Learn these 3 Lessons From The Pandemic About Work
Learn these important lessons from the pandemic.
It’s safe to say that 2020 was not the year that everyone expected when we celebrated its arrival last January. Before the first quarter ended, the world was essentially turned upside down, and companies and employees worldwide were left with big, impactful decisions to make when it came to business and career plans.
I don’t need to tell you that, though. Collectively, we’ve lived through (and still are) a global pandemic. But that’s not to say that there aren’t lessons from the pandemic to learn after the sudden shift in society that occurred in 2020, including ones that are here to stay.
Practical Lessons From the Pandemic that We Should Be Mindful of
Remote Work is Possible (and Successful)
Working remotely is one of the first lessons from the pandemic that we all learned. Remote work was obviously an option pre-pandemic, but very few companies were fully distributed. And there was still the mindset that in-office was better and more productive than remote work. However, once offices were deemed unsafe and stay-at-home orders were put into place, remote work was the only viable option. As the workforce got used to working from home, meeting virtually, and conducting business from their homes, it was clear that success can be found this way.
It’s not without its challenges, of course. Parents were forced to figure out a balance between working and schooling or caring for their children, roommates were forced to figure out who got to work at the kitchen table and everyone was forced to be around the same few people day in and day out.
But as we enter 2021 and many larger companies are allowing employees to work from home indefinitely or until the summer, it’s clear that remote work is here to stay.
Communication is Paramount
Messaging apps and video platforms had their heyday last year, with just about everyone relying on them for communication. Zoom was used for business meetings and birthday parties, messaging apps meant it was easy to chat to your entire team about something, but also talk to your extended family.

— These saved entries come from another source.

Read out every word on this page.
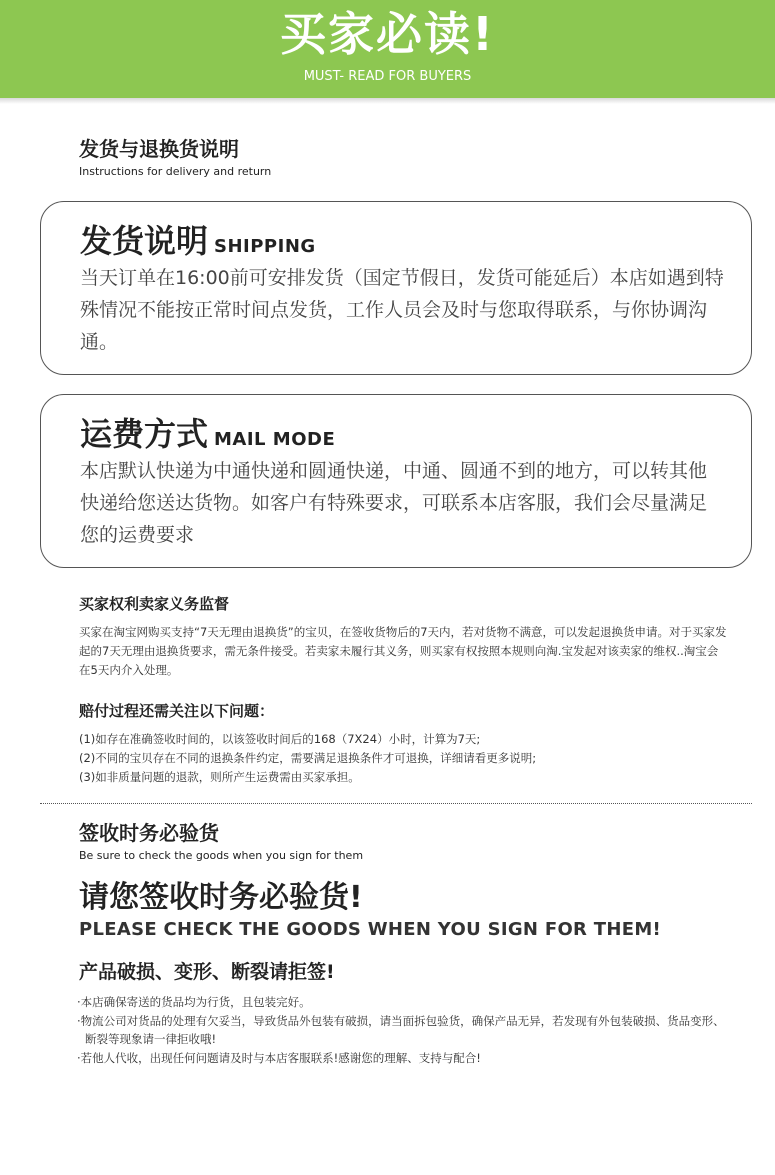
买家必读!
MUST- READ FOR BUYERS
发货与退换货说明
Instructions for delivery and return
发货说明 SHIPPING
当天订单在16:00前可安排发货（国定节假日，发货可能延后）本店如遇到特殊情况不能按正常时间点发货，工作人员会及时与您取得联系，与你协调沟通。
运费方式 MAIL MODE
本店默认快递为中通快递和圆通快递，中通、圆通不到的地方，可以转其他快递给您送达货物。如客户有特殊要求，可联系本店客服，我们会尽量满足您的运费要求
买家权利卖家义务监督
买家在淘宝网购买支持“7天无理由退换货”的宝贝，在签收货物后的7天内，若对货物不满意，可以发起退换货申请。对于买家发起的7天无理由退换货要求，需无条件接受。若卖家未履行其义务，则买家有权按照本规则向淘.宝发起对该卖家的维权..淘宝会在5天内介入处理。
赔付过程还需关注以下问题：
(1)如存在准确签收时间的，以该签收时间后的168（7X24）小时，计算为7天;
(2)不同的宝贝存在不同的退换条件约定，需要满足退换条件才可退换，详细请看更多说明;
(3)如非质量问题的退款，则所产生运费需由买家承担。
签收时务必验货
Be sure to check the goods when you sign for them
请您签收时务必验货!
PLEASE CHECK THE GOODS WHEN YOU SIGN FOR THEM!
产品破损、变形、断裂请拒签!
·本店确保寄送的货品均为行货，且包装完好。
·物流公司对货品的处理有欠妥当，导致货品外包装有破损，请当面拆包验货，确保产品无异，若发现有外包装破损、货品变形、断裂等现象请一律拒收哦!
·若他人代收，出现任何问题请及时与本店客服联系!感谢您的理解、支持与配合!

Going hand in hand with successful remote work are the different forms of communication that we’re all privy to. When you’re used to sitting at a big conference table to woo a client or have a whiteboard in front of you when brainstorming with a team, having software that allows you to connect and collaborate with team members and clients becomes that much more important. Very few jobs can be done in silos, so having multiple forms of communication directly impacts a distributed team’s success.
In addition to communication platforms, comes communicating with teams and managers. For example, working hours may have been pivoted due to other responsibilities, and all of that needs to be communicated. A culture of open communication allows employees to feel comfortable at work amidst a tough time.
Flexibility Is Key
With ever-changing restrictions, rules, and guidelines, businesses have had to learn how to change course quickly. Business models have learned the lessons from the pandemic that they have had to pivot, offices have had to close and managers have had to learn how to manage remotely. Plus, employees have their own set of obstacles, like adjusting to working from home and parents figuring out childcare and remote learning. Basically, the entire world has had to learn how to be flexible, be OK with things changing constantly, and work through problems that they likely haven’t had to before. As we go further into 2021, this will continue to be a key to success for both businesses and employees.
Much of what we’ve learned so far during the pandemic can be traced back to the pivot to all or mostly remote work: communication, productivity, and flexibility. And these main pillars or we can say lessons from the pandemic are here to stay.